Getting Started with Data Services Manager 2.0 – Part 3: Deploy PostgreSQL

Cormac

5 months ago

So far, we have seen how to create an infrastructure policy and how to configure the DSM Provider appliance. In this third post in the series, I will show you how to deploy a Data Service via Data Services Manager (DSM) 2.0. The data service in question is PostgreSQL, an open-source database which our telemetry tells us is a very popular database deployed on vSphere infrastructure by our customers. Let’s examine the steps involved in deploying PostgreSQL via the DSM UI, whilst also noting that DSM has a very rich API allowing deployment of these data services via various automation and programmatic tools, which we will look at in some future posts. Once again I will mention the caveat that this product is not yet generally available (GA), so some of the workflows may end up being different from what I am showing you here. However, for all intents and purposes, this post gives a reasonably correct representation of what we you will see at GA time.

Log into DSM UI

In setting up the infrastructure policy in part 1, we also saw how to create a permission for a DSM Admin. Use this permission to log onto the DSM appliance. Simply point a browser to your DSM appliance (https) to launch the UI and provides the login details. Note however that there is no need for a DSM Admin to do this database provisioning task. Another option is to create DSM User accounts and hand these off to end-users so they can provision databases themselves (self-service). Or another approach could be for the DSM Admin to create the databases, ensuring that it is built correctly, and then assign ownership of the database to an end-user, providing them with the connection string to the database. There are multiple workflow options to explore.

Basic Information

Immediately after logging in, you will be placed in the dashboard view of the DSM UI. From there, you can either click on the ‘Create Database’ link in the Databases window or else navigate to the Databases menu item and then click on the ‘Create Database. button. This will launch the create database wizard, and drop you into the first step, which is to give basic information about the database that you wish to create. First, you will need to select the Database Engine. Note that DSM 2.0 will support 3 databases to begin with. We will support PostgreSQL and MySQL which are based on Tanzu SQL from VMware. The third database is AlloyDB Omni. We have partnered with Google to offer a tech preview of this database to our customers in DSM 2.0. One benefit of AlloyDB Omni is that includes some specific extensions and features to make it works well as a vector database. Vector databases are a critical component in VMware’s Private AI stack . More on this in a future post. In this post, I am going to select Postgres as my database.

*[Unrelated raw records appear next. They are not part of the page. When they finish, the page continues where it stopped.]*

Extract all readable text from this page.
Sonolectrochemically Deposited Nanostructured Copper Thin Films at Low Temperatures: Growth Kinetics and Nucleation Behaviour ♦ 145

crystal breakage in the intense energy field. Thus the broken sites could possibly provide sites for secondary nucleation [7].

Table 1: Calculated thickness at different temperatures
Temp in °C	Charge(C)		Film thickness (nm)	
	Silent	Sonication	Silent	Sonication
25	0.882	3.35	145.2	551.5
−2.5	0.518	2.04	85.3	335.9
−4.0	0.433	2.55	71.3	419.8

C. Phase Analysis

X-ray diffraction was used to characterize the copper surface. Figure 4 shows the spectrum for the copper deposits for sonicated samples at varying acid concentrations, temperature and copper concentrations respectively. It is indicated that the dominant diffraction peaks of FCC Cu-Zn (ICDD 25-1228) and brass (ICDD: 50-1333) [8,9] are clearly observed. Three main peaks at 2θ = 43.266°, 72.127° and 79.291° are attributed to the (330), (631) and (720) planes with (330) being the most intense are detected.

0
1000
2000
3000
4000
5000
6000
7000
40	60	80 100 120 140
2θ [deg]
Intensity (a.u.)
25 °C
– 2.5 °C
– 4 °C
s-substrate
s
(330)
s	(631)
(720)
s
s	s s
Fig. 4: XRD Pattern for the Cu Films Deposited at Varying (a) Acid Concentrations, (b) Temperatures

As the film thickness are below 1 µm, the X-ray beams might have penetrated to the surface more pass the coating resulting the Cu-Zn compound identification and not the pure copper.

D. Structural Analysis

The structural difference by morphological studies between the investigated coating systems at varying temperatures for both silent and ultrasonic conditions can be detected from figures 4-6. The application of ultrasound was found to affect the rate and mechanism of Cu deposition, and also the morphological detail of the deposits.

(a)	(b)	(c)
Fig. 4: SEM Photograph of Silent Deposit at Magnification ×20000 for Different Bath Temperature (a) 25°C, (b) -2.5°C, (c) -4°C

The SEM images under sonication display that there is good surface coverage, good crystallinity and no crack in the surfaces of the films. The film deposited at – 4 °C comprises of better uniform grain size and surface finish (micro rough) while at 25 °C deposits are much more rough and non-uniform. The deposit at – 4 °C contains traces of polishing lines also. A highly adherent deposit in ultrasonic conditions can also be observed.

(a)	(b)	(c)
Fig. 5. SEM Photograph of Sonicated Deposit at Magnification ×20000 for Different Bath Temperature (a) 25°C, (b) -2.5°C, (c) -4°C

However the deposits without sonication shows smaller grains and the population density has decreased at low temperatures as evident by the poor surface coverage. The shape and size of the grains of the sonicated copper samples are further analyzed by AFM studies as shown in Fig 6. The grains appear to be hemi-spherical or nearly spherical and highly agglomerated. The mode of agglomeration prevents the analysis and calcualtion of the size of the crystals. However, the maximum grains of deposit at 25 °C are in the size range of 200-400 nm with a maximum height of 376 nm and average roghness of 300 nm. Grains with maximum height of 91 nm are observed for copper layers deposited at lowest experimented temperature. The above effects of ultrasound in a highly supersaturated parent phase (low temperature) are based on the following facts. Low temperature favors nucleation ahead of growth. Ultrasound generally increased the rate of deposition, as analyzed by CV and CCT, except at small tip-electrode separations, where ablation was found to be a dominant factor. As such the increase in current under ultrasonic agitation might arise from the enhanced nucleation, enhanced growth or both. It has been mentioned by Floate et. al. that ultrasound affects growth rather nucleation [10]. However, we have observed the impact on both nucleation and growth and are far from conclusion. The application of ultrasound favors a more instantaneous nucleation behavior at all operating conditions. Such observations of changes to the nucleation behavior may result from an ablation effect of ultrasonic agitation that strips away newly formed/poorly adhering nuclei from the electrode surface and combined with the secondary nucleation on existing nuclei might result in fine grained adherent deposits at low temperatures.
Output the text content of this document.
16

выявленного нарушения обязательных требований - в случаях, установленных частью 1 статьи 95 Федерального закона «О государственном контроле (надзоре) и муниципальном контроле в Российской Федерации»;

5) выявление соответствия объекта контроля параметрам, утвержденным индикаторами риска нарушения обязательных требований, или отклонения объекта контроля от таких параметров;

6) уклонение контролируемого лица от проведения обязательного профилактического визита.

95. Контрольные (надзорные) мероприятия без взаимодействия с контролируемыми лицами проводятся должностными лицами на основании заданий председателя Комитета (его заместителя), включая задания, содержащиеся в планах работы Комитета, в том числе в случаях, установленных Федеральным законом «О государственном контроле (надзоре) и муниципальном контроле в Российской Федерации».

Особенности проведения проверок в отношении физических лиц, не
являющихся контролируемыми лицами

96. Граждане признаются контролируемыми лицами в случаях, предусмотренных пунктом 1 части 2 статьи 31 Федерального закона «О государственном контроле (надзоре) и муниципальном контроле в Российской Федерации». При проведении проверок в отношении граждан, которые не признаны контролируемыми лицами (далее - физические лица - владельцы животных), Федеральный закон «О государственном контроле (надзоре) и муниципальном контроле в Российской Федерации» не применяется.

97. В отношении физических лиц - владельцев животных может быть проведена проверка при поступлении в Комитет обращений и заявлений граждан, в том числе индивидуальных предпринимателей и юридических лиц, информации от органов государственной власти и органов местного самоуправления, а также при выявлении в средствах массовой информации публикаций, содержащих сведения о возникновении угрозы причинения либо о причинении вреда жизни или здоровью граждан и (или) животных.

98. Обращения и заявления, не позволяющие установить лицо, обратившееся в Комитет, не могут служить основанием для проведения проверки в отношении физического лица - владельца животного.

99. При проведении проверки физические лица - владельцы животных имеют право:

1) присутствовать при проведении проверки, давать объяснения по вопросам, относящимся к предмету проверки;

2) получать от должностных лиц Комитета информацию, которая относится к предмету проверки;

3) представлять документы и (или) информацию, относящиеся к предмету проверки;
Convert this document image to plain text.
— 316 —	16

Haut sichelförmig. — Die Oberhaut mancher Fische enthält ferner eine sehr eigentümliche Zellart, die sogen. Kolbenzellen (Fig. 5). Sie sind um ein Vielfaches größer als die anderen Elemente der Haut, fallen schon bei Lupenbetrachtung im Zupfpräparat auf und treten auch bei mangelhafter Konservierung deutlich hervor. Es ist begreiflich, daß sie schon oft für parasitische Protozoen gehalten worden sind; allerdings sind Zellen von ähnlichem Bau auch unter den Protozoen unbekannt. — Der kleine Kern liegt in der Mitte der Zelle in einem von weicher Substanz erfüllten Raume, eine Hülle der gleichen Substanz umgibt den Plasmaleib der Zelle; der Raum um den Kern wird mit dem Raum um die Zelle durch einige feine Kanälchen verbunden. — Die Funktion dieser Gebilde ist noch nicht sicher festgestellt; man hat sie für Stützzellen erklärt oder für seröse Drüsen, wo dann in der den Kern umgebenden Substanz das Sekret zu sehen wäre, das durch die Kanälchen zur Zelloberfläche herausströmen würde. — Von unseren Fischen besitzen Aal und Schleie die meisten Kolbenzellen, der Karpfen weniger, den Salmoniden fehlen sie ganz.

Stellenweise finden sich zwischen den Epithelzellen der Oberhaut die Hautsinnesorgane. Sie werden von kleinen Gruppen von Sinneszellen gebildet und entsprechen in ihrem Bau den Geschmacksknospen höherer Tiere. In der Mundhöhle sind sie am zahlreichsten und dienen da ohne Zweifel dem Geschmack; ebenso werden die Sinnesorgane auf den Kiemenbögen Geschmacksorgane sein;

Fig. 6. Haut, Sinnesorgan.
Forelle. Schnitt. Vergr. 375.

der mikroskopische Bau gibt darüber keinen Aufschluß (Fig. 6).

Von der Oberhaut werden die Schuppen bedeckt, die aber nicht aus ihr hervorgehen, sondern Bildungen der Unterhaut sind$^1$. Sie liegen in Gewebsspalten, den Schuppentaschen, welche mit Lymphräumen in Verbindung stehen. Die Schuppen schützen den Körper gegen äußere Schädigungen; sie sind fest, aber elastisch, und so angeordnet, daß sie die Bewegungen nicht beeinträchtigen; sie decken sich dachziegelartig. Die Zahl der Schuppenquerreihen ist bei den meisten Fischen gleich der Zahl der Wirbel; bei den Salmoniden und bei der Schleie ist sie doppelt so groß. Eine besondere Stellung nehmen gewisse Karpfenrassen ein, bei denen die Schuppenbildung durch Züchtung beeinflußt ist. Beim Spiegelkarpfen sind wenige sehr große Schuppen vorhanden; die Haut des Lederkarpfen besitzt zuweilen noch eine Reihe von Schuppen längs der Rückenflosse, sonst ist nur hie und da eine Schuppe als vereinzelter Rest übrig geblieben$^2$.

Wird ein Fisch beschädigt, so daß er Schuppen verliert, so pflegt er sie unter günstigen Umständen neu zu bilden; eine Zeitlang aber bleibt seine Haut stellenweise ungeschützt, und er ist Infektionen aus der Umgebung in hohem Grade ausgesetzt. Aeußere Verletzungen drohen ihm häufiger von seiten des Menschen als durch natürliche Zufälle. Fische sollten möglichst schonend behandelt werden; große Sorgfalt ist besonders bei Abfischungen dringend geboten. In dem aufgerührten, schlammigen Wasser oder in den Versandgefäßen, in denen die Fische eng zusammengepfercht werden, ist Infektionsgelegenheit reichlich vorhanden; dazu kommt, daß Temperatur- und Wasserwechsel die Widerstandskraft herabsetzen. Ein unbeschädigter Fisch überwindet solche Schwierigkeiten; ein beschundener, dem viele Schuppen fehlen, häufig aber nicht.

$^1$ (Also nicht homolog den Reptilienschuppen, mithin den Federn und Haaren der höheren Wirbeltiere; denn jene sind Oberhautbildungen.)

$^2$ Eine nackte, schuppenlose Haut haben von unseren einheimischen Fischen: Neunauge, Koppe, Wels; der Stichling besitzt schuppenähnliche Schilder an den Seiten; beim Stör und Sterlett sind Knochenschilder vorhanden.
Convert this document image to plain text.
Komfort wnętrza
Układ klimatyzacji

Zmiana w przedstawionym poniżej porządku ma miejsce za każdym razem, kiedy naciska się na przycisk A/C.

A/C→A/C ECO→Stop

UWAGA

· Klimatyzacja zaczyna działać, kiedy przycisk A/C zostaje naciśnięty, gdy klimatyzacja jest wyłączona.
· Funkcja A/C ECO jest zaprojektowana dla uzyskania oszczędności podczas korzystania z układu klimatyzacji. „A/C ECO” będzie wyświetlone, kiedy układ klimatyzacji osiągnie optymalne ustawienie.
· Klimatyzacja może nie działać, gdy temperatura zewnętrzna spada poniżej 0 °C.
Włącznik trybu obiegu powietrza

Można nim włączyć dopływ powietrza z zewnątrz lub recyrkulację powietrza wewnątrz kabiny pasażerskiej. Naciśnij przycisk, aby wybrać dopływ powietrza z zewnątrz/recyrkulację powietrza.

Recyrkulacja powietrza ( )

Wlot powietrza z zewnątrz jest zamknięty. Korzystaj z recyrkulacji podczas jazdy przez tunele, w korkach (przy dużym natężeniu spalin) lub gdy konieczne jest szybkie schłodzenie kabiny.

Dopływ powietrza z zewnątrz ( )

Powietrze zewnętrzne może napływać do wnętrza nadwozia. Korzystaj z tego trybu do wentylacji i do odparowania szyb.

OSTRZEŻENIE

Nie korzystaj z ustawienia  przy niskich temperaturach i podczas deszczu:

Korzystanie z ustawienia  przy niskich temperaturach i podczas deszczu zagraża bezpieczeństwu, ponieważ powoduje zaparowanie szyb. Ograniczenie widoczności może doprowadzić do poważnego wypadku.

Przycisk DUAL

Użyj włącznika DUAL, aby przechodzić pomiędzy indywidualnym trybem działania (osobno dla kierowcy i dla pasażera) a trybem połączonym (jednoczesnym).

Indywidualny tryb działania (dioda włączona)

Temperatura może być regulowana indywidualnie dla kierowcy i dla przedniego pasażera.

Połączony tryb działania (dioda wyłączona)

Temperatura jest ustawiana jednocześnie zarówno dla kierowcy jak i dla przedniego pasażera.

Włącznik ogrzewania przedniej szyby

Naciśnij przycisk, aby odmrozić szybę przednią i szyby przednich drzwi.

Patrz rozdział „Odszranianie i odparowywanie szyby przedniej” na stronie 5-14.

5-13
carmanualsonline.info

After selecting Postgres as the database engine, more information is required. This information includes a Database Version. DSM will support multiple versions of Postgres at GA. I have chosen major version 15. I also need to give an Instance Name for the database. The Instance Name will also be used as the Database Name, but you can change this if you wish. Possibly the most important decision is to select the correct Replica Mode for the database. If you just want a simple, standalone database with no other replicas, then you can choose Single Server. Whilst this does not offer any replication of the database, the database can still be protected by vSphere HA which can restart the database VM on another ESXi host in the vSphere Cluster in the event of an ESXi host failure. Note that if Replica Mode is set to Single Server, then the Topology is not configurable. Instead, the database ‘Primary’ replica and the special Postgres component called the ‘Monitor’ reside on the same VM/node. Finally, the we create a special Admin Username called pgadmin for accessing the database. This admin username can also be modified.

For the purposes of demonstrating Topology, let’s assume that this is a production database which requires replicas. In that case, we would choose the Single vSphere Cluster as the Replica Mode. Now we get a choice on the Topology settings.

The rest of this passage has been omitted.